Descripción
Portón de acceso de dos hojas de madera maciza, estructurado mediante bastidor y cuarterones moldurados, con disposición simétrica, posiblemente datable en el siglo XVIII. Las hojas se rematan superiormente mediante un tablero curvo continuo adaptado al arco de medio punto del vano, reforzando la lectura unitaria del conjunto y respetando la lógica constructiva original del hueco.
La madera original parece corresponder, por tipología, comportamiento y uso histórico, a una especie frondosa de empleo habitual en carpinterías exteriores de la época, posiblemente castaño, sin descartarse otras especies locales utilizadas tradicionalmente en construcciones nobles del siglo XVIII.
El proyecto requirió el desmontaje completo de la estructura, su posterior montaje, la reconstrucción de las piezas faltantes, la reparación de las dañadas, la limpieza general, el repintado/teñido para generar un tono cromático uniforme, el tratamiento con productos protectores específicos contra hongos derivados de humedades persistentes y contra posibles ataques futuros de insectos xilófagos, la reparación y consolidación de los herrajes y, finalmente, el reensamblaje del conjunto con las bisagras fijadas nuevamente a la pared
Estado de conservación
La madera, sometida a la exposición extrema que supone su ubicación a la intemperie, se encontraba gravemente seca y desnutrida. Probablemente no había recibido labores de mantenimiento durante décadas.
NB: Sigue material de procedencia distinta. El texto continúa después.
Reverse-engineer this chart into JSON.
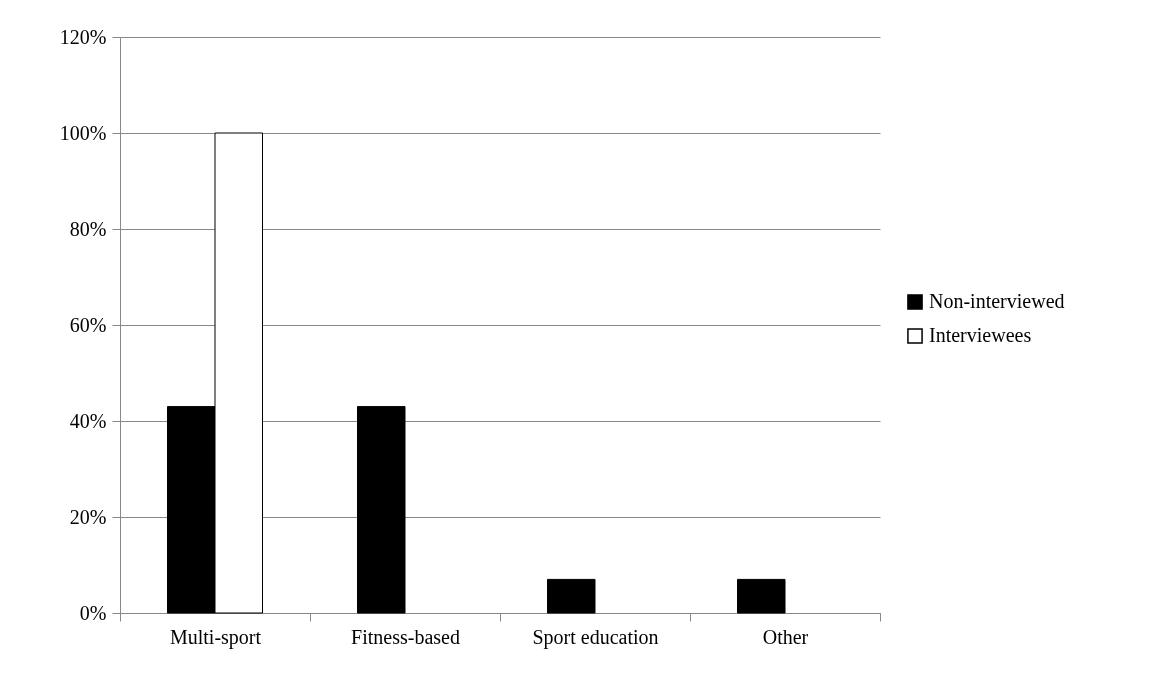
{
  "chart_data": {
    "type": "bar",
    "categories": [
      "Multi-sport",
      "Fitness-based",
      "Sport education",
      "Other"
    ],
    "series": [
      {
        "name": "Non-interviewed",
        "color": "#000000",
        "values": [
          43,
          43,
          7,
          7
        ]
      },
      {
        "name": "Interviewees",
        "color": "#ffffff",
        "values": [
          100,
          null,
          null,
          null
        ]
      }
    ],
    "ylim": [
      0,
      120
    ],
    "yticks": [
      {
        "value": 0,
        "label": "0%"
      },
      {
        "value": 20,
        "label": "20%"
      },
      {
        "value": 40,
        "label": "40%"
      },
      {
        "value": 60,
        "label": "60%"
      },
      {
        "value": 80,
        "label": "80%"
      },
      {
        "value": 100,
        "label": "100%"
      },
      {
        "value": 120,
        "label": "120%"
      }
    ],
    "grid": "y",
    "legend": "right"
  }
}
El acabado existente, malamente anclado a la superficie y sin ninguna función protectora real, solo servía para empobrecer la presencia y el estado visual del portón.
Se detectaron zonas dañadas por necrosis provocada por la oxidación prolongada de herrajes, así como pérdidas puntuales de material en áreas especialmente expuestas a la escorrentía del agua y al estrés mecánico. El conjunto presentaba, no obstante, una estructura general estable, lo que permitía una intervención de restauración y reacondicionamiento sin necesidad de sustituciones masivas, priorizando la conservación de la mayor cantidad posible de madera original.
Metodología de la intervención
Restaurar una puerta de madera de principios del siglo XVIII requiere el mismo cuidado y atención que el tratamiento de la madera de una embarcación tradicional. Su exposición continua a los agentes atmosféricos la pone a prueba a diario: radiación solar, lluvia, variaciones térmicas y desgaste mecánico. La madera debe ser nutrida y protegida para resistir los rayos UV, los impactos y el uso cotidiano.
Se aplicaron productos protectores específicos para fibras secas de la madera y un acabado final con aceite de tung, especialmente compatible con este tipo de maderas históricamente empleadas en exteriores. Este acabado, de aspecto mate y poro abierto, permite además una manutención periódica futura mediante reaplicaciones sencillas, prolongando notablemente la vida útil del portón en condiciones óptimas de conservación.
Se prestó especial atención a las juntas estructurales, que se habían encogido ligeramente con el paso del tiempo, generando grietas de algunos milímetros, así como a las zonas deterioradas por antiguos tornillos y clavos oxidados, que fueron saneadas y consolidadas antes del reensamblaje final.